Return On Assets (ROA): Key Takeaways

Return on assets (ROA): Key Takeaways

DEFINITION:

Return on assets (ROA, in Finnish kokonaispääoman tuottoprosentti, koko pääoman tuottoaste) is a metric that measures the profitability of a business in relation to its overall assets; assesses how efficient a company is in using its assets to generate revenues. The financial ratio measures:

  • the rate of return on the total assets (where total assets are equal to the sum of the company's liabilities and shareholders' equity);
  • a firm's efficiency at generating profits from shareholders' equity plus its liabilities;
  • how well a company uses what it has to generate earnings.

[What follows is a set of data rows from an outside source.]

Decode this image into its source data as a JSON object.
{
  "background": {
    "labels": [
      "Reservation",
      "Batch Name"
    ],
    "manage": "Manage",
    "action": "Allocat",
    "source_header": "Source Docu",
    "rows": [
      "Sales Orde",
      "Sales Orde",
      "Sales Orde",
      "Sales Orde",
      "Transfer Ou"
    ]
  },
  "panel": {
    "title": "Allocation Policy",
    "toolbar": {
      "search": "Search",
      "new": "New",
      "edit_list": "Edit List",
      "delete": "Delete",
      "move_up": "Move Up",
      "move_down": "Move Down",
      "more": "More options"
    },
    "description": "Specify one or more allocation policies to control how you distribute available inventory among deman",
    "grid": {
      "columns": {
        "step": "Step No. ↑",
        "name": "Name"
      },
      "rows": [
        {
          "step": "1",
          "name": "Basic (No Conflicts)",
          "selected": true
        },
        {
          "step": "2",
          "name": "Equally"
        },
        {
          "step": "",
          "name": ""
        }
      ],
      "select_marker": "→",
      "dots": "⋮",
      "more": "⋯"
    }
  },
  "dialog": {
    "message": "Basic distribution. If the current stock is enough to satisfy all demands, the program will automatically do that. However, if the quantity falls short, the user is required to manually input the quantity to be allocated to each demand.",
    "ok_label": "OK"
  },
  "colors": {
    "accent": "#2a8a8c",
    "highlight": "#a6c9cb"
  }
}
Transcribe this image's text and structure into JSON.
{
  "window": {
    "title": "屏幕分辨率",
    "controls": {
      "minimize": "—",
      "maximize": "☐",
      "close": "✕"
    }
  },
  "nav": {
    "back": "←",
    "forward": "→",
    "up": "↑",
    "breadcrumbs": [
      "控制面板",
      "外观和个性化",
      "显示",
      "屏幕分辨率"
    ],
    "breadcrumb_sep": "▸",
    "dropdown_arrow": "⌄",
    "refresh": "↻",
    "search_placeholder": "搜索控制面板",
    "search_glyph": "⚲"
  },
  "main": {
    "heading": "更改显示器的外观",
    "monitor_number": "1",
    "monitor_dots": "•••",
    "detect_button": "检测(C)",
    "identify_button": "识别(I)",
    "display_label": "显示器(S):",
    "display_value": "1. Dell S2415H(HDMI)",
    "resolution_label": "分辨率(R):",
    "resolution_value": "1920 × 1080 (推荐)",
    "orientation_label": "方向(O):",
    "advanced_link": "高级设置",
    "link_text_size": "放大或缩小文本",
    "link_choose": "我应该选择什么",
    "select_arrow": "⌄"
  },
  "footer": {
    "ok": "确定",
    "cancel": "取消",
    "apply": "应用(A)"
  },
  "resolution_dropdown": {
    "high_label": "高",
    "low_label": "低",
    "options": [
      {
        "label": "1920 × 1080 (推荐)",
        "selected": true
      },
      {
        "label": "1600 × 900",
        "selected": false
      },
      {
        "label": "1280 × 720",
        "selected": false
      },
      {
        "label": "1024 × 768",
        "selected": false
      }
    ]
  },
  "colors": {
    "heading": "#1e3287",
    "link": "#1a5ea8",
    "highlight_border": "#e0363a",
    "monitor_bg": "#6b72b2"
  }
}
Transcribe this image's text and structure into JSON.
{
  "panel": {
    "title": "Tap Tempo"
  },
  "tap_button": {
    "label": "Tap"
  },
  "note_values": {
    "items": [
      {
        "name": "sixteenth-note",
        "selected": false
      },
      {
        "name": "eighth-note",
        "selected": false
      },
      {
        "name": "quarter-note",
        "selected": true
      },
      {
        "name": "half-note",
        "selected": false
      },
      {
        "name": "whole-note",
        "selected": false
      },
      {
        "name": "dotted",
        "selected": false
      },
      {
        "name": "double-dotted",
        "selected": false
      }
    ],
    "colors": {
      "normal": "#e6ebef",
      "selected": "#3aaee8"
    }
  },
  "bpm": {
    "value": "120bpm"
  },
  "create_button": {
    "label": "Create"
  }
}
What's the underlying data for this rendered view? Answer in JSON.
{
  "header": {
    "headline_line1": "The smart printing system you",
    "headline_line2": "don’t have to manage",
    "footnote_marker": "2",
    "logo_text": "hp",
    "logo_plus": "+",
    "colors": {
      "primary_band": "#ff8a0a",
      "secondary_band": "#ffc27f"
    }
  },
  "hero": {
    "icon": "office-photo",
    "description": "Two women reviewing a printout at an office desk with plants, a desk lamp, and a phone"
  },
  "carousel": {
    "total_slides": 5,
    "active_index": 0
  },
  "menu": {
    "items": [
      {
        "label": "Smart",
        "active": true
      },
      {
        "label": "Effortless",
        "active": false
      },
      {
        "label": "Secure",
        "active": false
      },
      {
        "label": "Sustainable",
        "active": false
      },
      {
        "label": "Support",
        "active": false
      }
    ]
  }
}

FORMULAS for calculations:

Ratio is expressed as a percentage.

\[ {ROA} = {Net\ Income \over Total\ Assets} * 100 % \] \[ {ROA} = {Net\ Income \over Revenue} * {Revenue \over Total\ Assets} = {Net\ Margin * Total\ Asset\ Turnover}\]

RESULT INTERPRETATION:

  • Can vary across industries.
  • Should be used to compare companies within the same industries.
  • The scale of a business and the operations performed should be considered when comparing the ROA of two different firms.
  • It is important to look at this financial ratio from a long-term perspective; i.e., compare a company against its own previous ROA numbers.
  • The higher the ROA the better, as it indicates more asset efficiency.
  • BUT, according to Warren Buffett, the really high ROA % may indicate vulnerability in the durability of the competitive advantage.
  • Improving ROA is a good sign, as it means the company is able to exploit its assets better and management is efficient in managing the available resources.
  • ROA higher than 5% are generally considered good and over 20% excellent.
  • A low ROA indicates that the company's management is not able to use efficiently its assets for getting more profits; this is a sign the company may have trouble.
  • Negative ROA is caused by negative earnings:

    - this is typical situation for young companies in an early stage of their corporate life cycle, thus, they can be unprofitable at first.

    - this is a sign that the company is not able to acquire and utilize its assets sufficiently enough to generate a profit; it may indicate the financial distress within a company.

  • Note: some companies may keep over or under valuing its assets to reduce taxation, thus, they can manipulate the data. In such a case, the ROE result will not reflect the real situation in the company.

EXAMPLE:

A company's ROA is equal to 20 %:

This means that every euro that the company invested in assets during the year produced 20 cents of net profit.